A moins de six mois de l’ouverture (J – 170), l’affaire est malvenue. Selon l’AFP, le président du COJO Paris 2024, Tony Estanguet (photo ci-dessus), est l’objet depuis la semaine passée d’une enquête ouverte par le parquet national financier (PNF). Elle porte sur les conditions de sa rémunération.
Malvenue, vraiment. Mais, sauf improbable scénario, certainement pas de taille à faire dérailler une organisation, le COJO, et son président, lancés à fond dans les derniers tours de piste de la préparation des Jeux olympiques et paralympiques. Paris 2024 n’en est pas à ses premières enquêtes. Les trois précédentes, ouvertes en juin dernier, qui portaient notamment sur des soupçons de favoritisme et détournement de fonds publics lors de l’attribution de marché, n’ont rien donné. La nouvelle suivra certainement le même chemin.
Les faits, d’abord. La rémunération de Tony Estanguet, en sa qualité de président du COJO, s’élève depuis la création du comité d’organisation en janvier 2018 à 270.000 euros bruts par an. A cela peut s’ajouter une part variable, dans une limite de 20 %, en fonction des performances commerciales du COJO, pour l’essentiel le partenariat et la billetterie.
Etablie à l’origine par un comité dédié, la rémunération de Tony Estanguet était susceptible d’évoluer à la hausse à partir de l’année 2020. Selon le COJO, elle n’a pas bougé.

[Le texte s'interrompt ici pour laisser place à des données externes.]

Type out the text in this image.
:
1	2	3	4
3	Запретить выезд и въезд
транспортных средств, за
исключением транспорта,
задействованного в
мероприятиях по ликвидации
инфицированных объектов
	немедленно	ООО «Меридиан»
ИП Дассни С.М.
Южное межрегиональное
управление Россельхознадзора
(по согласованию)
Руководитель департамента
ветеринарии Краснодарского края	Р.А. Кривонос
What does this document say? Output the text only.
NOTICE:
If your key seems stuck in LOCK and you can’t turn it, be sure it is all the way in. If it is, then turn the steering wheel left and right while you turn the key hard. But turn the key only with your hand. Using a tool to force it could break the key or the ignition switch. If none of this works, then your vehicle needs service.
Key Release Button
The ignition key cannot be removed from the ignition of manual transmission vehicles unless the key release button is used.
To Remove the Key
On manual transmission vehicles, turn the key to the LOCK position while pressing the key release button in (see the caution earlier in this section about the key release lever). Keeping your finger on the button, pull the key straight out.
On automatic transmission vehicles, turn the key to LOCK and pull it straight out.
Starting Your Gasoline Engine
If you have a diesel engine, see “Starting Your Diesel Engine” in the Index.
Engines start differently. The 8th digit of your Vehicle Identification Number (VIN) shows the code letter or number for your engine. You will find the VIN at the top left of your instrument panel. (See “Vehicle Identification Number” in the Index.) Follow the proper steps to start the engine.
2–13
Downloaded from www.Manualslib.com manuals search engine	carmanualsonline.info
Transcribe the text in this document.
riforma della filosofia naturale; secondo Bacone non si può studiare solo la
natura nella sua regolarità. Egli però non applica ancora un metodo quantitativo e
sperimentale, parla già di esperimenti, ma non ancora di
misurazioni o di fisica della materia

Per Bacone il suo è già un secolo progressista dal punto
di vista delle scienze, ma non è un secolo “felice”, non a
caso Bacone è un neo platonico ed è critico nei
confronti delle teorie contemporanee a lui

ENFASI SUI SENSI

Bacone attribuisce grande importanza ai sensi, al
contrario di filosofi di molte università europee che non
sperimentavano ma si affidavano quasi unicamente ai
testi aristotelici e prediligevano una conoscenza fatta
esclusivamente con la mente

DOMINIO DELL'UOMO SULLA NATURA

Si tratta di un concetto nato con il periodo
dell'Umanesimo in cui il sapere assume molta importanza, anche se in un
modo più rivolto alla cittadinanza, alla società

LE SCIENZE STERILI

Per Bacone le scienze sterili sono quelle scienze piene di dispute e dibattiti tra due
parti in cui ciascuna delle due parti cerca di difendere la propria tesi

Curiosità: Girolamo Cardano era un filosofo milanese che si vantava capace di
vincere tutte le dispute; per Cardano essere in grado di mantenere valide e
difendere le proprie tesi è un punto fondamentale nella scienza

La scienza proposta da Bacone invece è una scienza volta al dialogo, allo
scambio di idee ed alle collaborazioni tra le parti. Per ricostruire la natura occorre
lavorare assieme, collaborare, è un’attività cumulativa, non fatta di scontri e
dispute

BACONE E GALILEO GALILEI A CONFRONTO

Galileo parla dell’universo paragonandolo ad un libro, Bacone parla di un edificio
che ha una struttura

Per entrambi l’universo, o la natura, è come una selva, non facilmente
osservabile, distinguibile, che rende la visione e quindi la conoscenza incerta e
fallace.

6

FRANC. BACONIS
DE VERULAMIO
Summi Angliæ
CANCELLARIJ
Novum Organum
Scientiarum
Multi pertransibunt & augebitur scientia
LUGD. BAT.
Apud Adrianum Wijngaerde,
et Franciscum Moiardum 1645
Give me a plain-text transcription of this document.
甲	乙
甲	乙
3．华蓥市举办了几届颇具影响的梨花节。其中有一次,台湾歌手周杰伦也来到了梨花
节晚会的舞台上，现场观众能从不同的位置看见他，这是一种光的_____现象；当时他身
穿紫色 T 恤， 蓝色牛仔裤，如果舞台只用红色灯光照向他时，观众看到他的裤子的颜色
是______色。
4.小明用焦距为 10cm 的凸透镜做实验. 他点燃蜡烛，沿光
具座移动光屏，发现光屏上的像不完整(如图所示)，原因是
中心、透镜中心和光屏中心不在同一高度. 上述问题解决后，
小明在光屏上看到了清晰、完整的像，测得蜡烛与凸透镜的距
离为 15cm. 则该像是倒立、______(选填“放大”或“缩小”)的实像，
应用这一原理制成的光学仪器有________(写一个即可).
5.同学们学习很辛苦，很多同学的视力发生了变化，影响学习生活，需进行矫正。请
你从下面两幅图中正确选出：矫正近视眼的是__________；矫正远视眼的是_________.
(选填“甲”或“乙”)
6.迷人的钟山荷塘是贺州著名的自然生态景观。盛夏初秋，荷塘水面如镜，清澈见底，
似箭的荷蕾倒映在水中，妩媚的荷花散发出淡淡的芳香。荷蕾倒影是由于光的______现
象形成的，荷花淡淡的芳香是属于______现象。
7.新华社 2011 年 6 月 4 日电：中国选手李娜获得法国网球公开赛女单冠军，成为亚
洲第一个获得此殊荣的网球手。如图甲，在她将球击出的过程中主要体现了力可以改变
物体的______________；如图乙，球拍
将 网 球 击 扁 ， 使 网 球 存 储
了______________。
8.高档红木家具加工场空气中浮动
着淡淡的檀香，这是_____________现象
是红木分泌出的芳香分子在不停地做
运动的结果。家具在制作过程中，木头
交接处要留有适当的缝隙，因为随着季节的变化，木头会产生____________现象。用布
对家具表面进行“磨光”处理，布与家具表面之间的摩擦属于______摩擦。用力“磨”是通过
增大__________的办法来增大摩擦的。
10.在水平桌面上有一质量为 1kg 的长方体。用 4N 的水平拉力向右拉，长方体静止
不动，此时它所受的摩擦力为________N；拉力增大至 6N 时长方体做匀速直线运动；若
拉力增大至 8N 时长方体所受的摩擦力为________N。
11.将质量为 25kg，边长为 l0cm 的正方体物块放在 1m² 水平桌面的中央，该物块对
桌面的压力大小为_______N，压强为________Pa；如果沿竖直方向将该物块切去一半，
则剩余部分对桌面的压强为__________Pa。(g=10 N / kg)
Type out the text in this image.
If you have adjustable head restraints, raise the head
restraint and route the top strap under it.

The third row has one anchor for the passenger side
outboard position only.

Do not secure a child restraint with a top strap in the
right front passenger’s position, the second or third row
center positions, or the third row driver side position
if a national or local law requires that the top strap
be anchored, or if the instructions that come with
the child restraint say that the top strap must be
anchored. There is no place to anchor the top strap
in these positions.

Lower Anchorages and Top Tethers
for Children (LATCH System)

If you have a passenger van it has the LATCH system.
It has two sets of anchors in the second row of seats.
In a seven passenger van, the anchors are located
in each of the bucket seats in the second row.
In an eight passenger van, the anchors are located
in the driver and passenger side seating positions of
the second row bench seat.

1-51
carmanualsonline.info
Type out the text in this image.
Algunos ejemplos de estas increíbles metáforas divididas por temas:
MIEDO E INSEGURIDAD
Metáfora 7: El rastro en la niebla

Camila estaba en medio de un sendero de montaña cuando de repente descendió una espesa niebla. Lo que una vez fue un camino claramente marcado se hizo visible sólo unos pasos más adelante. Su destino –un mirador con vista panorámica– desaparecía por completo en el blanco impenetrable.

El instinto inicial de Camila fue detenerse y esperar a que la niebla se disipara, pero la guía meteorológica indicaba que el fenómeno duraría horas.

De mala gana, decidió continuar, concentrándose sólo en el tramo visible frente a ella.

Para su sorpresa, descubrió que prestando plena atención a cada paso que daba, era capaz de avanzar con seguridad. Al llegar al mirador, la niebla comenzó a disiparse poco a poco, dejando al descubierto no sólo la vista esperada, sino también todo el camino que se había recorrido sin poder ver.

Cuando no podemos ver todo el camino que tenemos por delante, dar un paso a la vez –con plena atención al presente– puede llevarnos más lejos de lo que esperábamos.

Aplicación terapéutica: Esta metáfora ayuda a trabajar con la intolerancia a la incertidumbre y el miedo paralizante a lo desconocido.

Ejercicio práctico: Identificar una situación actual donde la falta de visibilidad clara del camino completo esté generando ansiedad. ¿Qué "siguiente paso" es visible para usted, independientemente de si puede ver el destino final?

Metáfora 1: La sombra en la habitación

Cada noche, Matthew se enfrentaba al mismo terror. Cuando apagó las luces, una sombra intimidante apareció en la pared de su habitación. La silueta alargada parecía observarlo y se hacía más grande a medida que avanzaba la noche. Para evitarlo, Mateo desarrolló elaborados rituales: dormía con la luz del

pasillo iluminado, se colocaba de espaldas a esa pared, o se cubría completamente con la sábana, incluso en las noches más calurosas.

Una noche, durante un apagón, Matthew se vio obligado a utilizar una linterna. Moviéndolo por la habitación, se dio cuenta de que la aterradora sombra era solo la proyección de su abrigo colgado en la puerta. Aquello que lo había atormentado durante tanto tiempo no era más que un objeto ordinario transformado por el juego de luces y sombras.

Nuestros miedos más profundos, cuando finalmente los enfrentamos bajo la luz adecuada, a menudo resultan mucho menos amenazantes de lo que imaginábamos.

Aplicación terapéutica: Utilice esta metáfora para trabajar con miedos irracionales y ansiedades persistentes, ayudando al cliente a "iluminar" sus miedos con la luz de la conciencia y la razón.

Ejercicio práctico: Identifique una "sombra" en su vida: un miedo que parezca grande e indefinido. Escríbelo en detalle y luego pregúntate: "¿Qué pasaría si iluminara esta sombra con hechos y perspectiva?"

Les premières années, Paris 2024 lui remboursait également ses frais de voyage entre Pau, sa résidence familiale, et la capitale. Ca n’est plus le cas.
Précision : Tony Estanguet, à la différence des autres employés du COJO, dont les membres de la direction, n’est pas salarié. Il est rémunéré pour son rôle de président via une société, créée pour les besoins de la fonction. La dite société facture tous les mois au COJO des prestations non commerciales. Unique dans la maison, mais sans être exceptionnel.
Autre précision : malgré son statut d’association, le COJO Paris 2024 n’est pas soumis à la règle du plafond de la rémunération de ses dirigeants. Le comité d’organisation l’a détaillé mardi 6 février : « Le comité qui a le statut d’association loi 1901 poursuit un but d’intérêt général, mais n’a pas une gestion désintéressée, au sens fiscal du terme, notamment parce qu’elle est financée en quasi-totalité, à 96%, par des revenus commerciaux. Le caractère lucratif de son activité, lié à ses recettes commerciales – partenariat, billetterie, droits télé – lui a été confirmé par un rescrit fiscal. »
En clair, le COJO peut parfaitement rémunérer son président à la hauteur qu’il décide. Et le même président est tout autant dans son droit en facturant ses prestations par le biais de sa propre société.
Les réactions, maintenant. Sans surprise, elles n’ont pas tardé. Après avoir exprimé son « étonnement » à l’annonce d’une enquête ouverte par le PNF, le COJO s’est lancé dans une longue explication des règles et des chiffres, avec la volonté évidente d’étouffer dans l’oeuf tout début d’incendie.
Il explique que les « modalités de versement (de la rémunération de Tony Estanguet) ont été validées par le contrôleur général économique et financier, après consultation de l’URSSAF », que le « montant des factures inhérentes à cette rémunération fait l’objet d’un audit annuel ». Enfin, le COJO enfonce le clou en rappelant que sa « démarche ne correspond à aucune obligation juridique, mais répond à une volonté de transparence ».
Plus tard dans la journée, mardi 6 février, Tony Estanguet a tenu à réagir lui-même à l’annonce d’une enquête du PNF. En marge de l’inauguration de la piscine Annette Kellerman à la Courneuve, il a expliqué qu’il ne « décidait pas » lui-même de sa rémunération et de son cadre. « Je fais confiance à ce qui a été décidé à l’époque », a-t-il poursuivi. Avant de clore le sujet en assurant bien vouloir se « rendre disponible » pour « répondre aux questions ».